Men come and go, but institutions and their structures abide. This has been the key to the strength and renown of Cosa Nostra for more than a century—and it is doubtless true of the Rizzuto organization. Deploying its organizational model inspired by the Sicilian crime families, over the years the family implemented a system of alliances among the dozen or so clans making up the Montreal Mafia, and in so doing has consolidated its authority and made police infiltration difficult.

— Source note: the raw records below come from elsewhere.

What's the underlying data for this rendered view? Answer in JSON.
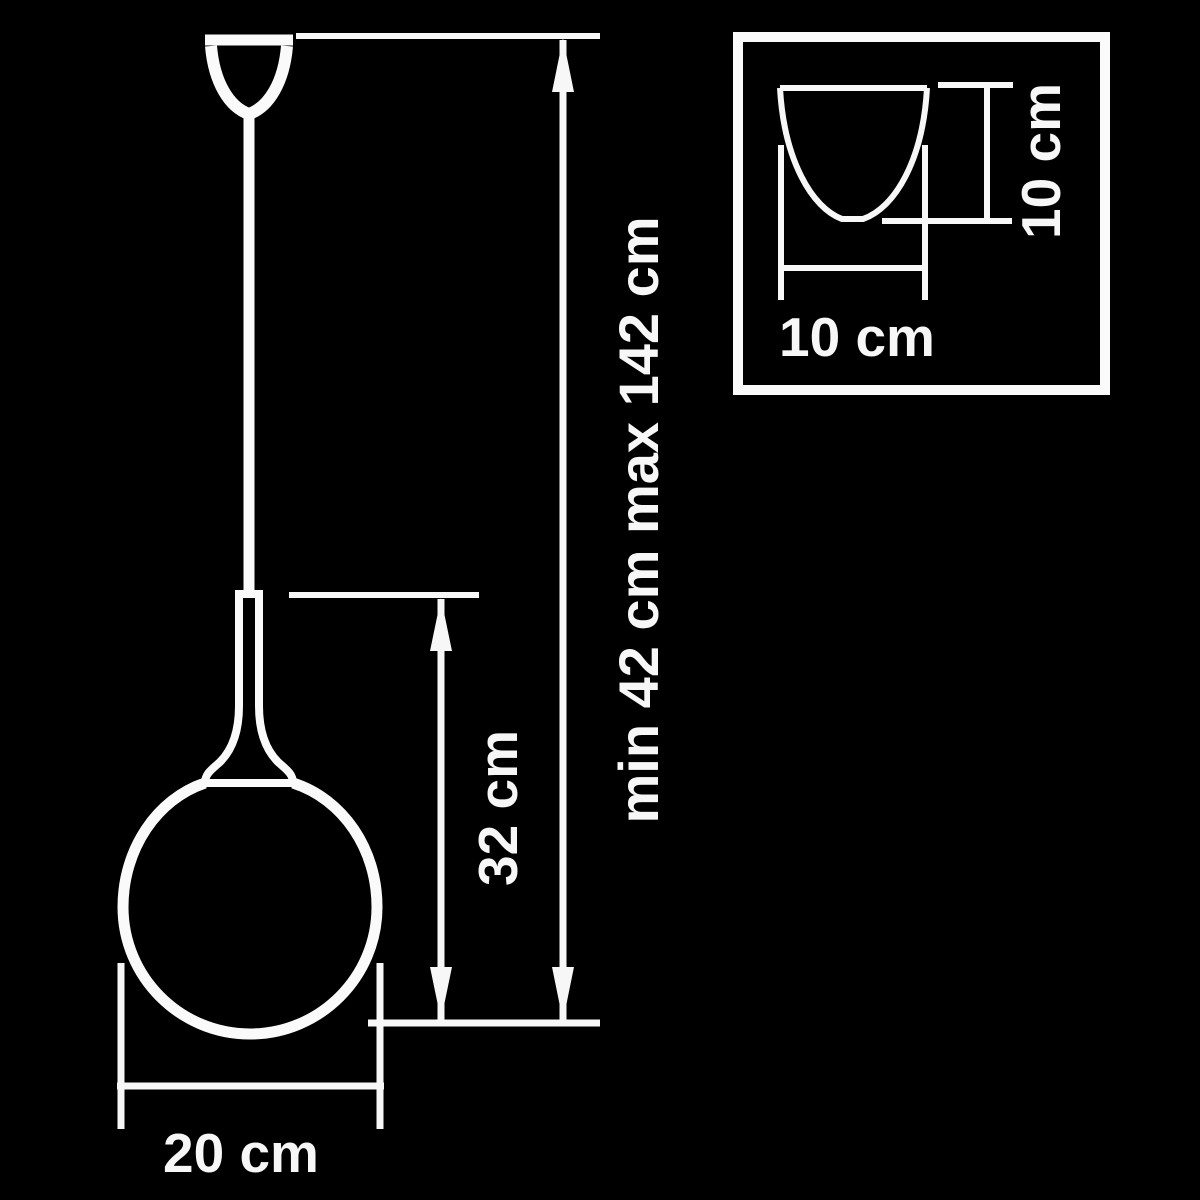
{
  "diagram": {
    "title": "pendant-lamp-dimension-drawing",
    "colors": {
      "background": "#000000",
      "line": "#ffffff"
    },
    "labels": {
      "overall_height": "min 42 cm max 142 cm",
      "body_height": "32 cm",
      "globe_diameter": "20 cm",
      "inset_width": "10 cm",
      "inset_height": "10 cm"
    }
  }
}
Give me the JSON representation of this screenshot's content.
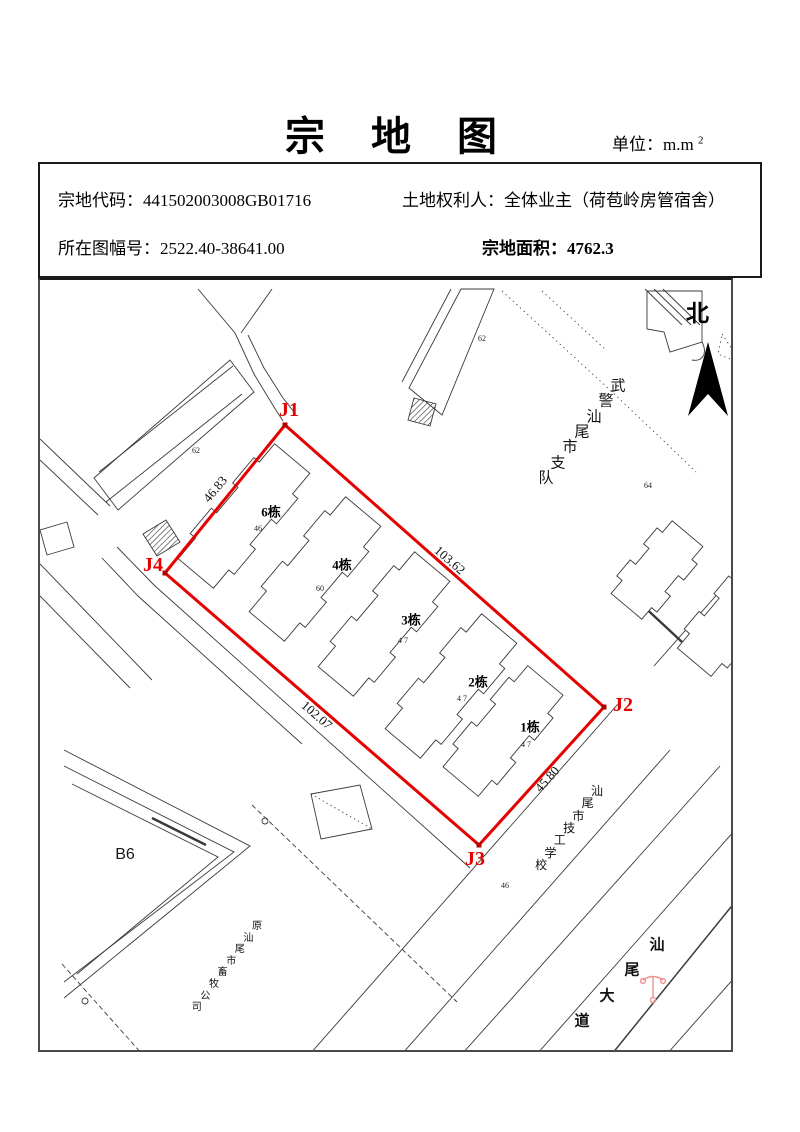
{
  "title": "宗 地 图",
  "unit": {
    "label": "单位：m.m",
    "sup": "2"
  },
  "info": {
    "parcel_code_label": "宗地代码：",
    "parcel_code": "441502003008GB01716",
    "sheet_no_label": "所在图幅号：",
    "sheet_no": "2522.40-38641.00",
    "owner_label": "土地权利人：",
    "owner": "全体业主（荷苞岭房管宿舍）",
    "area_label": "宗地面积：",
    "area_value": "4762.3"
  },
  "map": {
    "north_label": "北",
    "parcel": {
      "color": "#e60000",
      "vertices": [
        {
          "name": "J1",
          "x": 283,
          "y": 423,
          "lx": 287,
          "ly": 408
        },
        {
          "name": "J2",
          "x": 602,
          "y": 705,
          "lx": 621,
          "ly": 703
        },
        {
          "name": "J3",
          "x": 477,
          "y": 843,
          "lx": 473,
          "ly": 857
        },
        {
          "name": "J4",
          "x": 163,
          "y": 571,
          "lx": 151,
          "ly": 563
        }
      ],
      "edge_labels": [
        {
          "text": "46.83",
          "x": 213,
          "y": 487,
          "angle": -50
        },
        {
          "text": "103.62",
          "x": 448,
          "y": 558,
          "angle": 41
        },
        {
          "text": "102.07",
          "x": 315,
          "y": 713,
          "angle": 41
        },
        {
          "text": "45.80",
          "x": 545,
          "y": 777,
          "angle": -48
        }
      ]
    },
    "buildings": [
      {
        "label": "6栋",
        "x": 269,
        "y": 510
      },
      {
        "label": "4栋",
        "x": 340,
        "y": 563
      },
      {
        "label": "3栋",
        "x": 409,
        "y": 618
      },
      {
        "label": "2栋",
        "x": 476,
        "y": 680
      },
      {
        "label": "1栋",
        "x": 528,
        "y": 725
      }
    ],
    "annotations": [
      {
        "text": "62",
        "x": 194,
        "y": 449
      },
      {
        "text": "62",
        "x": 480,
        "y": 337
      },
      {
        "text": "46",
        "x": 256,
        "y": 527
      },
      {
        "text": "60",
        "x": 318,
        "y": 587
      },
      {
        "text": "4 7",
        "x": 401,
        "y": 639
      },
      {
        "text": "4 7",
        "x": 460,
        "y": 697
      },
      {
        "text": "4 7",
        "x": 524,
        "y": 743
      },
      {
        "text": "64",
        "x": 646,
        "y": 484
      },
      {
        "text": "46",
        "x": 503,
        "y": 884
      }
    ],
    "area_labels": [
      {
        "text": "B6",
        "x": 123,
        "y": 853
      }
    ],
    "diagonal_texts": [
      {
        "name": "armed-police-unit",
        "text": "武警汕尾市支队",
        "x": 616,
        "y": 385,
        "dx": -12,
        "dy": 15.3,
        "size": 15,
        "weight": "normal"
      },
      {
        "name": "technical-school",
        "text": "汕尾市技工学校",
        "x": 595,
        "y": 789,
        "dx": -9.3,
        "dy": 12.3,
        "size": 12,
        "weight": "normal"
      },
      {
        "name": "shanwei-avenue",
        "text": "汕尾大道",
        "x": 655,
        "y": 944,
        "dx": -25,
        "dy": 25.3,
        "size": 15,
        "weight": "bold"
      },
      {
        "name": "former-company",
        "text": "原汕尾市畜牧公司",
        "x": 255,
        "y": 925,
        "dx": -8.6,
        "dy": 11.6,
        "size": 10,
        "weight": "normal"
      }
    ]
  }
}
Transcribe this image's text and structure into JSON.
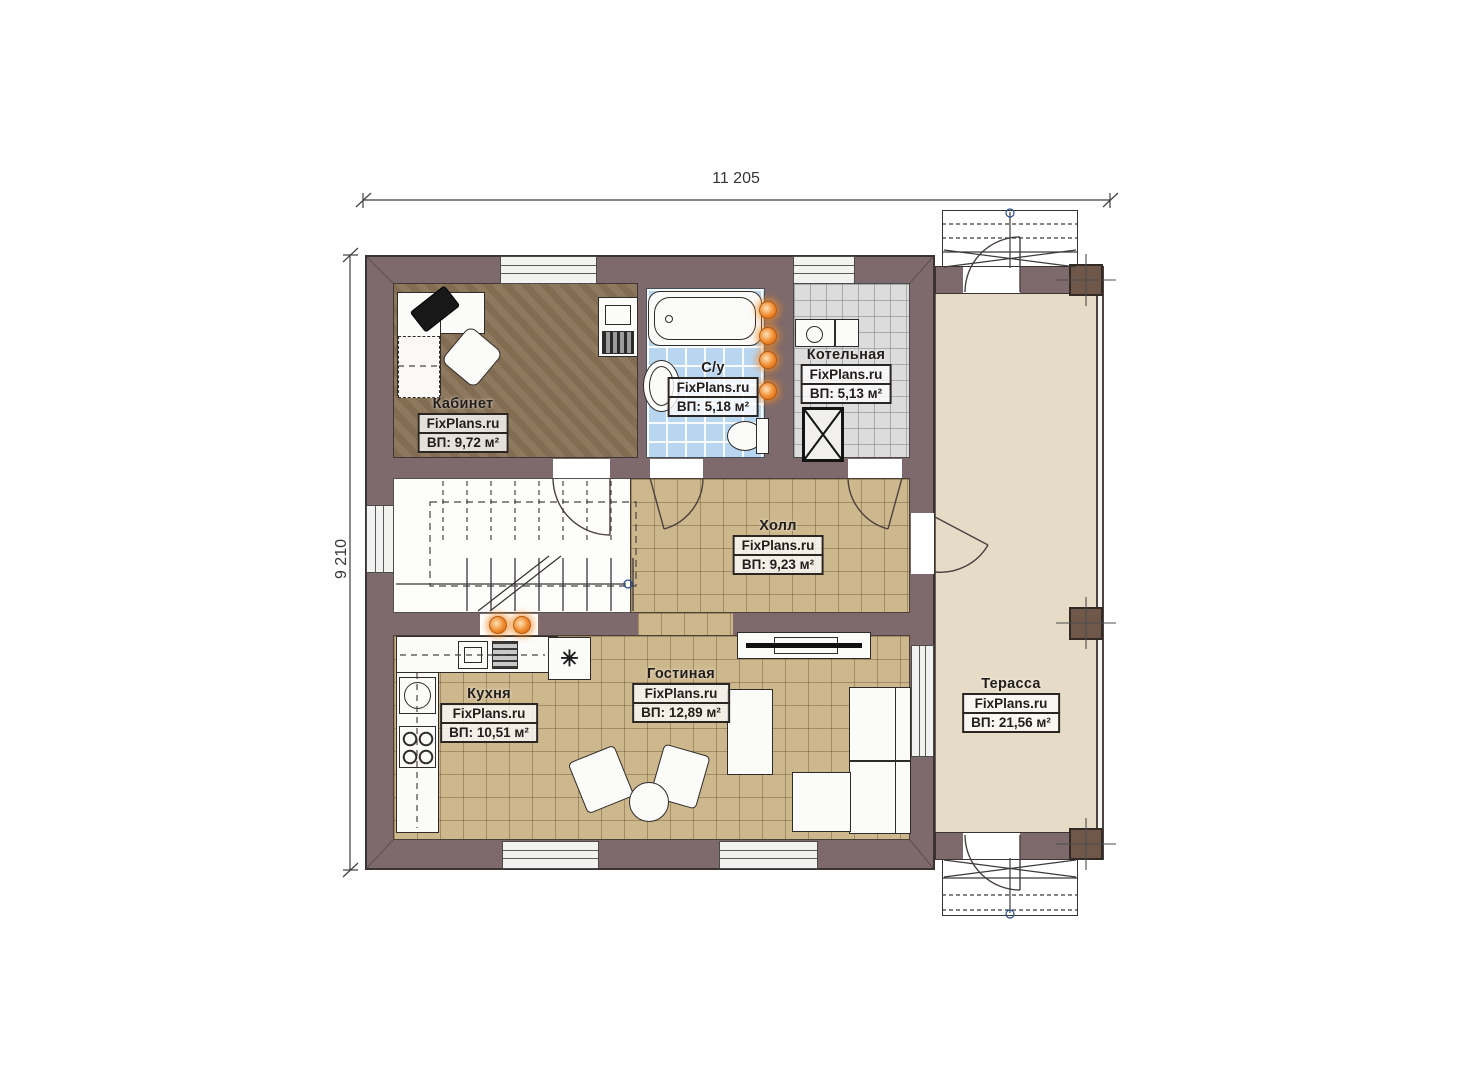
{
  "dimensions": {
    "top": "11 205",
    "left": "9 210"
  },
  "rooms": [
    {
      "key": "office",
      "name": "Кабинет",
      "watermark": "FixPlans.ru",
      "area": "ВП: 9,72 м²"
    },
    {
      "key": "bathroom",
      "name": "С/у",
      "watermark": "FixPlans.ru",
      "area": "ВП: 5,18 м²"
    },
    {
      "key": "boiler",
      "name": "Котельная",
      "watermark": "FixPlans.ru",
      "area": "ВП: 5,13 м²"
    },
    {
      "key": "hall",
      "name": "Холл",
      "watermark": "FixPlans.ru",
      "area": "ВП: 9,23 м²"
    },
    {
      "key": "kitchen",
      "name": "Кухня",
      "watermark": "FixPlans.ru",
      "area": "ВП: 10,51 м²"
    },
    {
      "key": "living",
      "name": "Гостиная",
      "watermark": "FixPlans.ru",
      "area": "ВП: 12,89 м²"
    },
    {
      "key": "terrace",
      "name": "Терасса",
      "watermark": "FixPlans.ru",
      "area": "ВП: 21,56 м²"
    }
  ],
  "icons": {
    "fridge_glyph": "✳"
  },
  "colors": {
    "wall": "#7e6a6c",
    "office_floor": "#8a7457",
    "tile_tan": "#cdb78c",
    "tile_blue": "#b9d6f0",
    "tile_gray": "#dcdcdc",
    "terrace_floor": "#e6dbc6",
    "column": "#6f5849",
    "radiator": "#ef8a2e"
  }
}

The Rizzuto organization comprises three tiers of authority. At the top is what might be termed the senior executive: the Mannos, Rendas and Rizzutos, linked by blood ties as well as marriage. The family’s broad criminal strategies are mapped out at this level. Marital connections also extend to the second level of the organization: the lieutenants, some of whose children are married to those of the top-level bosses. From this level, all criminal operations are coordinated and carried out. The third level comprises a wide array of associates, not necessarily all of Italian origin, but who have expertise in a particular sphere of activity, either criminal or legal. Lawyers, financiers and front men of all stripes place their know-how in the service of the organization, helping it launder the staggering amounts of money generated by criminal activities.
It is the story of Vito Rizzuto and members of his family that journalists André Cédilot and André Noël recount in these pages. They chronicle the family’s beginnings as country wardens in the Sicilian town of their birth, through to their arrival in Canada and their rise within the ranks of the Canadian Mafia. And finally they chronicle the family’s decline, beginning in 2004 with the arrest of Vito Rizzuto, and continuing through the historic police roundup of November 22, 2006, which heralded the end of the Rizzuto family’s dynastic rule over the Montreal underworld.